I want to be able to enjoy dining while maintaining some semblance of health.

I like to drink.  I am a wine lover.  I’d marry it and ask it to move in with my husband and me and defy plural marriage laws and do its laundry and make it sandwiches if I could.  I realize it’s not good for my liver or my heart in mass quantities, but it’s also not one of those pleasures in life I’m willing to part with.

Running helps me keep my organs working the right way so I can enjoy a glass or two or three or four on occasion.

I’m getting fatter by the second.  I used to be able to eat a bag of marshmallows and a box of macaroni and cheese and a block of meatloaf and lose an ounce or two.  Now, if I even look in the general direction of a bag of chips, I gain 5 pounds.

We all suffer from slower metabolism as we age.  My metabolism is apparently on bed rest.  This is a way for me to wake it up.

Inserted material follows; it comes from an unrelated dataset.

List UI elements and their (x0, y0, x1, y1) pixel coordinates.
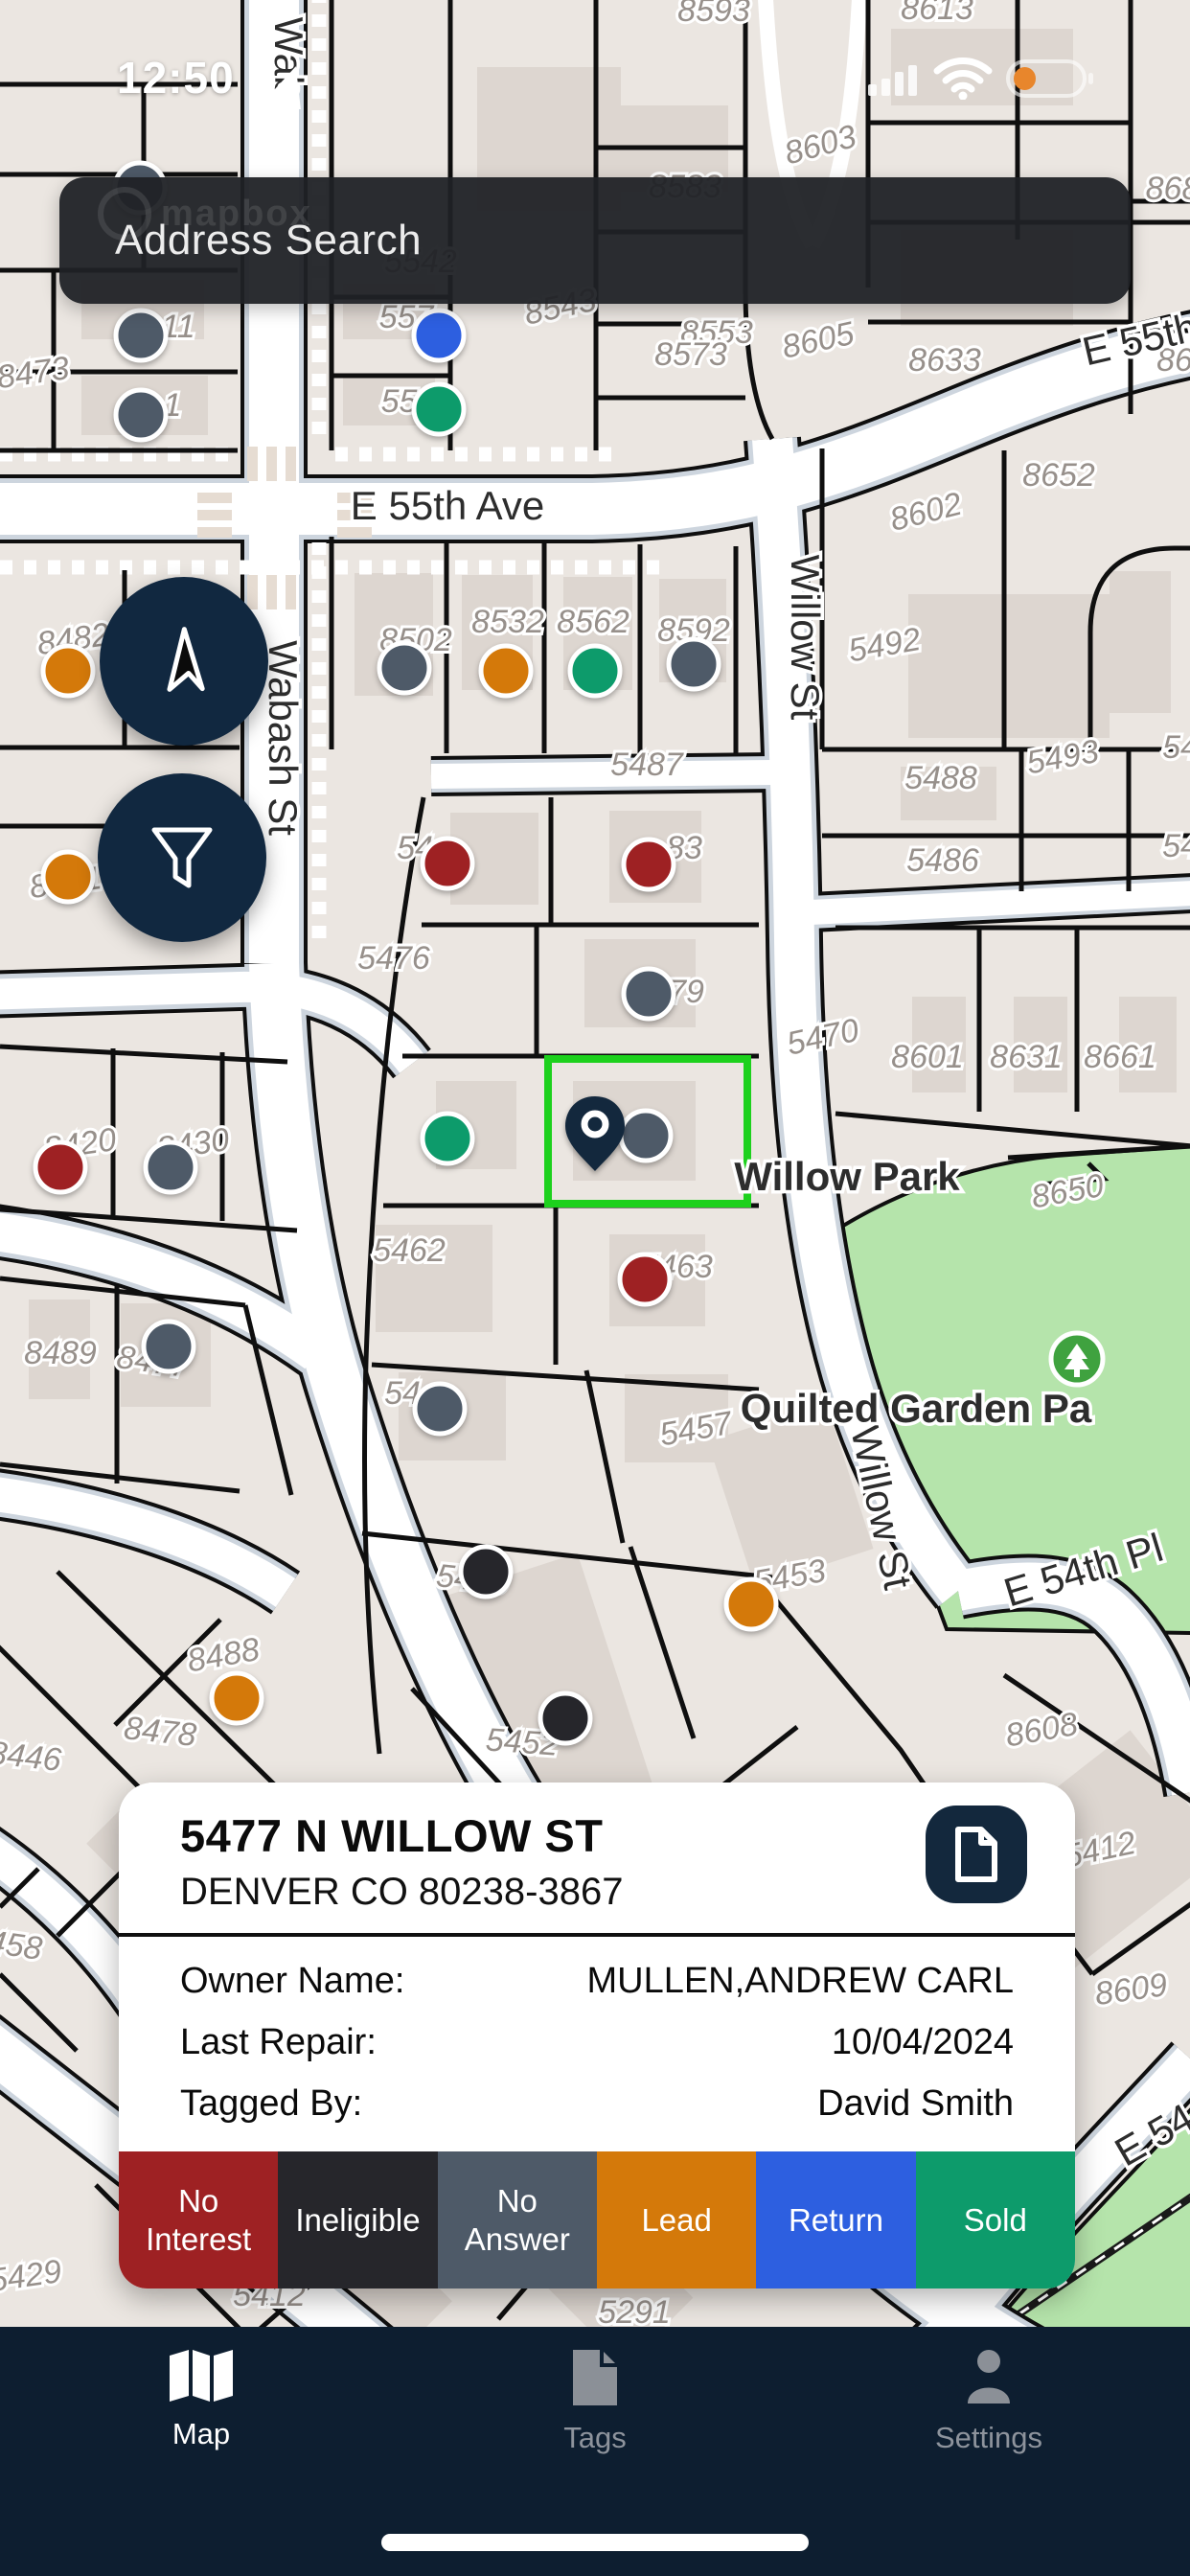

My relatives don’t have the best track record when it comes to living.  Heart disease and high blood pressure are rampant on both sides of my family (odd given how incredibly low my blood pressure normally is).  Both my parents have heart conditions.  Both my grandfathers had heart attacks in their mid 60s.  My maternal grandfather passed away at 70, his mother at 60, and my maternal grandmother’s sister in her 50s.

They be droppin’ like flies, yo.

I need something to help me throw punches at that bitch, Mother Nature.

It’s great for mental health.  I have anxiety.  It keeps me up at night and makes me stress out over inconsequential things and gives me the grumpies.  Running helps alleviate some of that.  Instead of stewing about it, I run about it.

It also helps me eat and drink about it far less.

It feels good to do something.  It’s stupid how exhausting being a lazy piece of shit can be.  While it often sucks during, running feels great afterward.  It’s energizing.

So, yeah.  That’s why this non-runner started running.  What have you started doing for yourself?